The Government has agreed to award community pharmacy a ‘landmark’ five-year funding settlement totalling almost £13bn, it was announced this afternoon (22 July).
English community pharmacies will receive one £2.592bn funding package per year until the end of 2023/24 in accordance with a ‘series of agreements in principle’ by the Pharmaceutical Services Negotiating Committee (PSNC), the Department of Health and Social Care (DHSC) and NHS England and Improvement (NHSE&I).
This means that current year-on-year funding levels remain unchanged since last year, although the new contract will spend the money on different priorities, outlined below.
Although the key principles of the contract have been agreed, contractors should expect further details over the coming months, PSNC said. New services and payments will be negotiated and agreed on by October each year.
The agreement includes a number of key changes to the current contract, including:
- The phasing out of medicines use reviews (MURs) and the establishment payment from October, although the funding for both is being reinvested back into the sector.
- Contractors will be given monthly transitional payments in the second half of 2019/20 and again in 2020/21 to reflect costs incurred from integrating into primary care networks (PCNs), preparing for safer shortage protocols (SSPs) and implementing the Falsified Medicines Directive.
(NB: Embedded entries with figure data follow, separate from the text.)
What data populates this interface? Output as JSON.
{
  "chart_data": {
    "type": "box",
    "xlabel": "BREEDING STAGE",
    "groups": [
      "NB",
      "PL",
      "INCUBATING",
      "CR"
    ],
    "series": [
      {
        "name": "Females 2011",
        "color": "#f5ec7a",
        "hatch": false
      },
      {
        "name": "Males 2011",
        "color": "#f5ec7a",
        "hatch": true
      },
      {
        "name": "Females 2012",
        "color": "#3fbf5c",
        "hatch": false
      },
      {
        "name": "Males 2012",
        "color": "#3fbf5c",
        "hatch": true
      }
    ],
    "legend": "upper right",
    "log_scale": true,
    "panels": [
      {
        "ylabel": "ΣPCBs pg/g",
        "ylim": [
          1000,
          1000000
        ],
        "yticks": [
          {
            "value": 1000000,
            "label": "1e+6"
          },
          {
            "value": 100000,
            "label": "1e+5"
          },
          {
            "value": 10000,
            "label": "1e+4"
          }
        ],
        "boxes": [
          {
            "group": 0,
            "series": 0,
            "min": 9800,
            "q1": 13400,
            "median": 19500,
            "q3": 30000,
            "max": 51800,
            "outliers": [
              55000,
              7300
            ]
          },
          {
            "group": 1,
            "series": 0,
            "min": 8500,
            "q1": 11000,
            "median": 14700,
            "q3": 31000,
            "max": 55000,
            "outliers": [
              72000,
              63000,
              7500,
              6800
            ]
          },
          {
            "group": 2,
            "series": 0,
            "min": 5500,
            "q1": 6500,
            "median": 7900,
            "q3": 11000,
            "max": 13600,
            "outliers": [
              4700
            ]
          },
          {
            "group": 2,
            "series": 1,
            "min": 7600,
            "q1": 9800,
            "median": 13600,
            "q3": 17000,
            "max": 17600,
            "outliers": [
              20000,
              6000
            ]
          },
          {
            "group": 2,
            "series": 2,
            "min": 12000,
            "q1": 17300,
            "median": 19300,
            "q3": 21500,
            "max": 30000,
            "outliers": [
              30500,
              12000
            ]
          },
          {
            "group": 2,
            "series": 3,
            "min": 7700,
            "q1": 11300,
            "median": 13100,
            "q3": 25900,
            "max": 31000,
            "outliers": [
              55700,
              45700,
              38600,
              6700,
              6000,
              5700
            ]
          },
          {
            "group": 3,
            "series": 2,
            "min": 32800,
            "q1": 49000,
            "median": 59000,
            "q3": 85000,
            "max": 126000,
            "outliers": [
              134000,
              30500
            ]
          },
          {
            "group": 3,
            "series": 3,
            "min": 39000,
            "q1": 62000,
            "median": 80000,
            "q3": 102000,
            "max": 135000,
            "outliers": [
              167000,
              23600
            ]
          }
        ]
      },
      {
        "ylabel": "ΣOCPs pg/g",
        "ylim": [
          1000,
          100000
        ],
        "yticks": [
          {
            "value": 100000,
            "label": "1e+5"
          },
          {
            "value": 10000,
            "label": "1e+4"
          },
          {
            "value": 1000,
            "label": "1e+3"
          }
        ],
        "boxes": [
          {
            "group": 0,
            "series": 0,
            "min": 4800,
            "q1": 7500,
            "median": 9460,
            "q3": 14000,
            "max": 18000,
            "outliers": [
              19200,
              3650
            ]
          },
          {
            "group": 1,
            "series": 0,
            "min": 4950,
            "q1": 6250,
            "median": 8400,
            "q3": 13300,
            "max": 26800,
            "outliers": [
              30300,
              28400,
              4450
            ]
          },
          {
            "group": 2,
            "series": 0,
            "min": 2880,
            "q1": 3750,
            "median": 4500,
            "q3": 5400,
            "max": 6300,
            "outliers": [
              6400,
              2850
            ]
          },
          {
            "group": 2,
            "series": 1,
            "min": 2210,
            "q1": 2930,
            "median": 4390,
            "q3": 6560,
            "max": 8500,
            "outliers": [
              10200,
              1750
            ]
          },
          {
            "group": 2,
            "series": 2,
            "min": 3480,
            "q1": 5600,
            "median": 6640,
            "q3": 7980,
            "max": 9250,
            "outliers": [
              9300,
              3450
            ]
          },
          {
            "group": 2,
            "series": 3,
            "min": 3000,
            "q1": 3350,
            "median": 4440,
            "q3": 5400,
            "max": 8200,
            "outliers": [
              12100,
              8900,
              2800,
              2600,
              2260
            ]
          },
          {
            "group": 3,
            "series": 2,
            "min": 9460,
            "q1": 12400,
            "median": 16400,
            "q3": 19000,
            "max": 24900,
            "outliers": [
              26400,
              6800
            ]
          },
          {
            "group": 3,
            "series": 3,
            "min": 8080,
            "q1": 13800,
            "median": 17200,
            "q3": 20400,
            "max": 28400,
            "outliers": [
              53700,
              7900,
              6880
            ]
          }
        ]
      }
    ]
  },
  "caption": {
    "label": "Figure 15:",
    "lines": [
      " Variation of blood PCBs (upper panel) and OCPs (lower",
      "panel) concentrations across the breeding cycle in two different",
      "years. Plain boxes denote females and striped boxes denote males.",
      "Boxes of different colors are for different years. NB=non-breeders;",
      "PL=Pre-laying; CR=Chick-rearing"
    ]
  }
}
- A new national service, the community pharmacist consultation service, will be commissioned from the autumn, bringing together the NHS urgent supply advanced service (NUMSAS) and the digital minor ailments referral service (DMIRS) into one service.
- The quality payments scheme has been renamed the pharmacy quality scheme. As with the quality payments scheme, the new scheme will allow contractors to claim back money for meeting certain quality targets.
- The pharmacy access scheme will continue
- The pharmacy integration fund will finance pilot services which could be commissioned nationally if they are successful.
PSNC chief executive Simon Dukes said: ‘The negotiations on the [contract] for 2019/20 began in April with an offer of a two-year pharmacy funding settlement from the Government. Since that proposal was made, the discussions have been all-embracing.
‘After many hundreds of hours of negotiations, the PSNC negotiating team has been able to secure five years of protected funding and certainty for community pharmacy contractors.
‘Recent NHSE&I board finance papers revealed that the NHS fully expected a cut in community pharmacy funding to have been made in 2018/19 – with therefore a funding level in 2019/20 of lower than £2.592bn. Over the past four months, PSNC has put a considerable amount of data to DHSC and NHSE&I to demonstrate the rising cost base of the sector, as well as continually highlighting the value of pharmacy services, in order to try and persuade Government to reverse that planned downwards trajectory of pharmacy funding.
While we have not succeeded in getting an increase in the overall sum, we have secured a commitment from Government to a protected £13bn over five years.’
Health secretary Matt Hancock said: ‘I am delighted to set out this landmark five-year settlement for the community pharmacy contractual framework which, from October 2019, will expand and transform the role of community pharmacies and embed them as the first port of call for minor illness and health advice in England.
‘Community pharmacies are a vital and trusted part of our NHS. We need to draw on your expertise, your experience, and the invaluable human connection you have with your communities. Through this deal I expect to see community pharmacies further integrated within local primary care networks, doing more to protect public health and taking on an expanded role in urgent care and medicines safety.’